Been toying around with water adjustments and trying to gain more understanding of the various variables. My water after carbon filtration is a fairly blank canvas: Ca= 2, Mg = 0, Na = 13, Sulfate = 0, Cl= 7, HCO3 = 13. pH is 7.8. I recently listened to the Homebrew network podcast series on water adjustments and they describe doing all your adjustments as expected for the mash water BUT NOT adding any adjustments to sparge water, rather adding those salts to the kettle following the sparge and before the boil. Part of the reasoning on this is a lack of solubility of the salts in sparge water (which I have experienced in previous batches).
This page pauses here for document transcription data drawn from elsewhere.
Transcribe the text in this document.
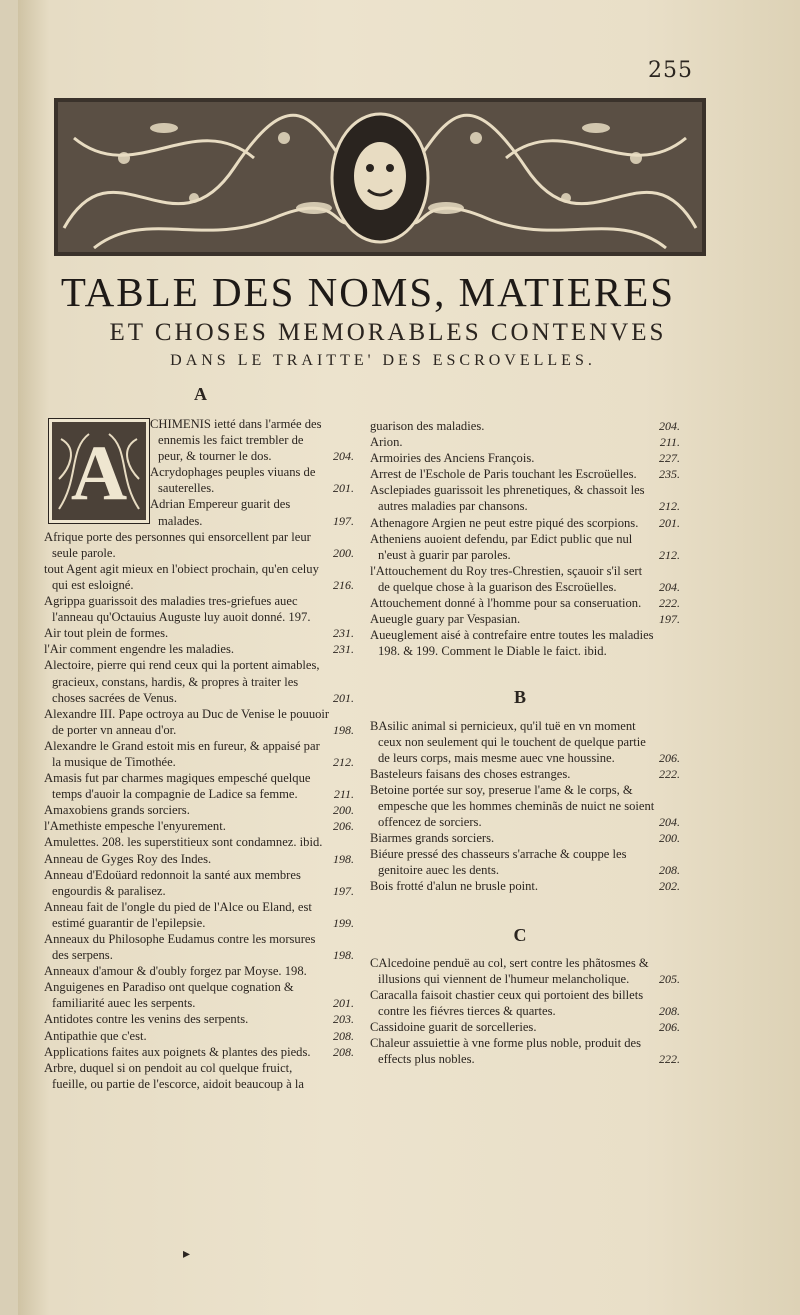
255
TABLE DES NOMS, MATIERES
ET CHOSES MEMORABLES CONTENVES
DANS LE TRAITTE' DES ESCROVELLES.
A
A
CHIMENIS ietté dans l'armée des ennemis les faict trembler de peur, & tourner le dos.	204.
Acrydophages peuples viuans de sauterelles.	201.
Adrian Empereur guarit des malades.	197.
Afrique porte des personnes qui ensorcellent par leur seule parole.	200.
tout Agent agit mieux en l'obiect prochain, qu'en celuy qui est esloigné.	216.
Agrippa guarissoit des maladies tres-griefues auec l'anneau qu'Octauius Auguste luy auoit donné. 197.
Air tout plein de formes.	231.
l'Air comment engendre les maladies.	231.
Alectoire, pierre qui rend ceux qui la portent aimables, gracieux, constans, hardis, & propres à traiter les choses sacrées de Venus.	201.
Alexandre III. Pape octroya au Duc de Venise le pouuoir de porter vn anneau d'or.	198.
Alexandre le Grand estoit mis en fureur, & appaisé par la musique de Timothée.	212.
Amasis fut par charmes magiques empesché quelque temps d'auoir la compagnie de Ladice sa femme.	211.
Amaxobiens grands sorciers.	200.
l'Amethiste empesche l'enyurement.	206.
Amulettes. 208. les superstitieux sont condamnez. ibid.
Anneau de Gyges Roy des Indes.	198.
Anneau d'Edoüard redonnoit la santé aux membres engourdis & paralisez.	197.
Anneau fait de l'ongle du pied de l'Alce ou Eland, est estimé guarantir de l'epilepsie.	199.
Anneaux du Philosophe Eudamus contre les morsures des serpens.	198.
Anneaux d'amour & d'oubly forgez par Moyse. 198.
Anguigenes en Paradiso ont quelque cognation & familiarité auec les serpents.	201.
Antidotes contre les venins des serpents.	203.
Antipathie que c'est.	208.
Applications faites aux poignets & plantes des pieds. 208.
Arbre, duquel si on pendoit au col quelque fruict, fueille, ou partie de l'escorce, aidoit beaucoup à la
guarison des maladies.	204.
Arion.	211.
Armoiries des Anciens François.	227.
Arrest de l'Eschole de Paris touchant les Escroüelles. 235.
Asclepiades guarissoit les phrenetiques, & chassoit les autres maladies par chansons.	212.
Athenagore Argien ne peut estre piqué des scorpions. 201.
Atheniens auoient defendu, par Edict public que nul n'eust à guarir par paroles.	212.
l'Attouchement du Roy tres-Chrestien, sçauoir s'il sert de quelque chose à la guarison des Escroüelles.	204.
Attouchement donné à l'homme pour sa conseruation. 222.
Aueugle guary par Vespasian.	197.
Aueuglement aisé à contrefaire entre toutes les maladies 198. & 199. Comment le Diable le faict. ibid.
B
BAsilic animal si pernicieux, qu'il tuë en vn moment ceux non seulement qui le touchent de quelque partie de leurs corps, mais mesme auec vne houssine.	206.
Basteleurs faisans des choses estranges.	222.
Betoine portée sur soy, preserue l'ame & le corps, & empesche que les hommes cheminãs de nuict ne soient offencez de sorciers.	204.
Biarmes grands sorciers.	200.
Biéure pressé des chasseurs s'arrache & couppe les genitoire auec les dents.	208.
Bois frotté d'alun ne brusle point.	202.
C
CAlcedoine penduë au col, sert contre les phãtosmes & illusions qui viennent de l'humeur melancholique. 205.
Caracalla faisoit chastier ceux qui portoient des billets contre les fiévres tierces & quartes.	208.
Cassidoine guarit de sorcelleries.	206.
Chaleur assuiettie à vne forme plus noble, produit des effects plus nobles.	222.
▸
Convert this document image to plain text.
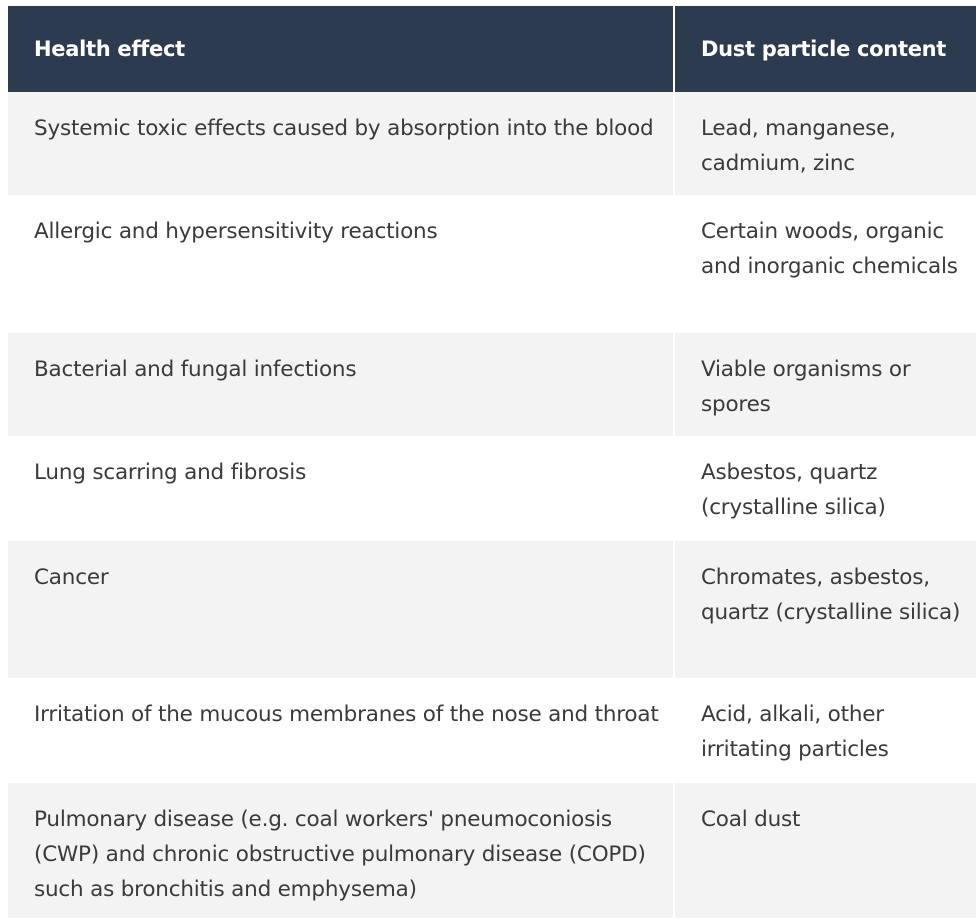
Health effect	Dust particle content
Systemic toxic effects caused by absorption into the blood	Lead, manganese, cadmium, zinc
Allergic and hypersensitivity reactions	Certain woods, organic and inorganic chemicals
Bacterial and fungal infections	Viable organisms or spores
Lung scarring and fibrosis	Asbestos, quartz (crystalline silica)
Cancer	Chromates, asbestos, quartz (crystalline silica)
Irritation of the mucous membranes of the nose and throat	Acid, alkali, other irritating particles
Pulmonary disease (e.g. coal workers' pneumoconiosis (CWP) and chronic obstructive pulmonary disease (COPD) such as bronchitis and emphysema)	Coal dust
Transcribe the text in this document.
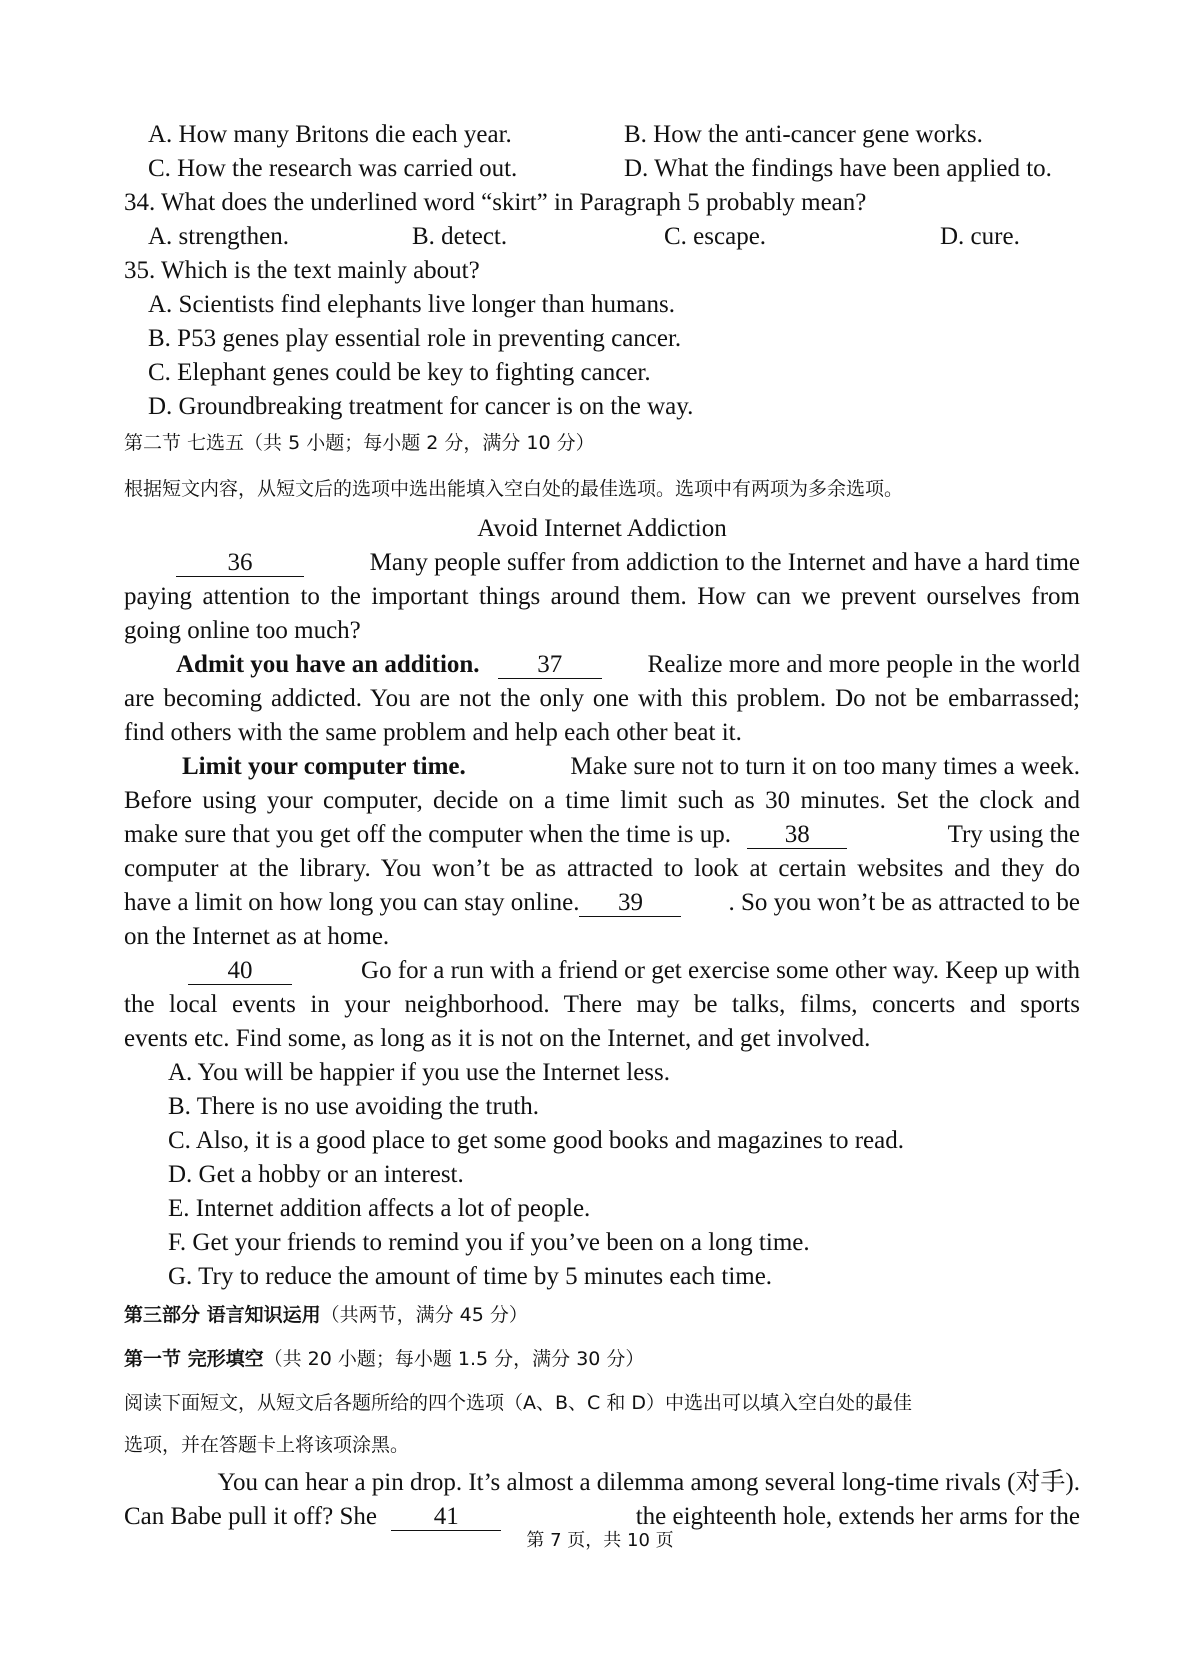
A. How many Britons die each year.	B. How the anti-cancer gene works.
C. How the research was carried out.	D. What the findings have been applied to.
34. What does the underlined word “skirt” in Paragraph 5 probably mean?
A. strengthen.	B. detect.	C. escape.	D. cure.
35. Which is the text mainly about?
A. Scientists find elephants live longer than humans.
B. P53 genes play essential role in preventing cancer.
C. Elephant genes could be key to fighting cancer.
D. Groundbreaking treatment for cancer is on the way.
第二节 七选五（共 5 小题；每小题 2 分，满分 10 分）
根据短文内容，从短文后的选项中选出能填入空白处的最佳选项。选项中有两项为多余选项。
Avoid Internet Addiction
36	Many people suffer from addiction to the Internet and have a hard time
paying attention to the important things around them. How can we prevent ourselves from
going online too much?
Admit you have an addition. 37	Realize more and more people in the world
are becoming addicted. You are not the only one with this problem. Do not be embarrassed;
find others with the same problem and help each other beat it.
Limit your computer time.	Make sure not to turn it on too many times a week.
Before using your computer, decide on a time limit such as 30 minutes. Set the clock and
make sure that you get off the computer when the time is up. 38	Try using the
computer at the library. You won’t be as attracted to look at certain websites and they do
have a limit on how long you can stay online. 39	. So you won’t be as attracted to be
on the Internet as at home.
40	Go for a run with a friend or get exercise some other way. Keep up with
the local events in your neighborhood. There may be talks, films, concerts and sports
events etc. Find some, as long as it is not on the Internet, and get involved.
A. You will be happier if you use the Internet less.
B. There is no use avoiding the truth.
C. Also, it is a good place to get some good books and magazines to read.
D. Get a hobby or an interest.
E. Internet addition affects a lot of people.
F. Get your friends to remind you if you’ve been on a long time.
G. Try to reduce the amount of time by 5 minutes each time.
第三部分 语言知识运用（共两节，满分 45 分）
第一节 完形填空（共 20 小题；每小题 1.5 分，满分 30 分）
阅读下面短文，从短文后各题所给的四个选项（A、B、C 和 D）中选出可以填入空白处的最佳
选项，并在答题卡上将该项涂黑。
You can hear a pin drop. It’s almost a dilemma among several long-time rivals (对手).
Can Babe pull it off? She 41	the eighteenth hole, extends her arms for the
第 7 页，共 10 页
To that end I will be adding the salts to get my planned profile to the mash and then tossing in the sparge salts after the sparge into the kettle before the boil. I am also messing around with BrunWater spreadsheet and it mentions some acid additions. The mash will require 2.9mL of Lactic acid (88%) to the 6.4 gal mash water to hit pH 5.3 (this calculation accounts for a malt bill for a fairly light colored saison of 6 SRM). It also mentions a sparge acidification and this gets me to my question:
?If I am not adding the salts to the sparge water should I add the recommended lactic acid to the sparge water?
?If not, should I add it with the salts to the kettle once sparge is completed?
Again, baseline water pH is 7.8 so not abundantly alkaline so tempted to just leave it out but if I do am I missing any benefits of it in the kettle once all is said and done? I may be too deep in the weeds on this but looking for advice.